The way adoption in the United States is done it's strips a child in crisis of their basic birthright. This birthright includes: the right to preserve the child's identity, nationality, name, and family relations. Adoption in the United States removes all of that for the child. In adoption the child's birth certificate is then sealed away from them for up to 99 years in most states. Only 17 states currently have laws in place allowing adoptee's to have access to view their original birth certificate. Keep in mind the original birth certificates are deemed null and void. Often times even our Social Security number is replaced. A new birth certificate is then issued out removing the child's birth parents and replacing them with their adopted parents. A birth record should never be changed for any child. Adoptive parents should not be put on a birth certificate as a record of live birth, that they did not take part in. Reform would also include putting an end to this practice by issuing out adoption certificates or having seperate lines on the birth certificate.
Furthermore, adoption in the United States also severs all ties to the child's biological family including siblings, as well as all medical history. Adoptees have died because they do not have a proper access to their family medical history. For example, if an adopted child has a genetic condition and testing needs to be done insurance companies can and do deny the testing since you cannot prove legally this child has any biological family with the same genetic condition.
Children do not need to be legally adopted and stripped of their birthright for a family, whether biological or stranger to care for them. Legal permanent guardianship offers all the same rights to enroll a child in school, your medical insurance, and for them to be included in your family without stripping them of their biological family ties. Last names can be changed much easier and legally for a child to feel as though they are part of the family if needed without severing birthrights.

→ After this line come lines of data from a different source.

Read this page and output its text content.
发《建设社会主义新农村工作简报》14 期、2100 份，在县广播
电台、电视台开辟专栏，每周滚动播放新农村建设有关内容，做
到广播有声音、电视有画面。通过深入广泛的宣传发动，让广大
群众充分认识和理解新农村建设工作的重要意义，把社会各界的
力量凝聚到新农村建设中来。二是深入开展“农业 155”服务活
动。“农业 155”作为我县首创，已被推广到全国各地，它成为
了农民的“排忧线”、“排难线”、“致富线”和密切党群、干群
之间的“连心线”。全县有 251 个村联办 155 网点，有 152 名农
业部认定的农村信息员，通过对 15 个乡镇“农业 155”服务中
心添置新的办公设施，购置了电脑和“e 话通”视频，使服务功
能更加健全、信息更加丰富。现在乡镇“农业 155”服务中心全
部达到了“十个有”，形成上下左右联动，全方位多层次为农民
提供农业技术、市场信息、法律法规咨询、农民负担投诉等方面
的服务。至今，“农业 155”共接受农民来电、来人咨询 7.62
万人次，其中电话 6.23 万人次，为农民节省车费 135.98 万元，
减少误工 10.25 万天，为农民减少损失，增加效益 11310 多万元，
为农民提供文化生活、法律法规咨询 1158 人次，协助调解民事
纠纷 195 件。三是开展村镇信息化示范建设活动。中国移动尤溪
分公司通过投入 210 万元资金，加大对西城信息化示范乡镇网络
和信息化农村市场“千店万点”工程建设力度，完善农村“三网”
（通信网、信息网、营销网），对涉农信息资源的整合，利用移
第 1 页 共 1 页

Children cannot legally give informed consent to being put into a legally binding contract for life-to which there is no form of annulment for the child. Children in crisis will always need a safe place to land, but that does not mean that their rights need to be forever taken from them to get that safe place. Children should be allowed to grow and develop within whatever family is currently capable of caring for them and be able to make an adoption decision when they are of legal consenting age to agree to be adopted and have a full understanding that they are losing their biological ties.
Adoption in the United States also breaks 15/30 rights of a child set-forth by the UN.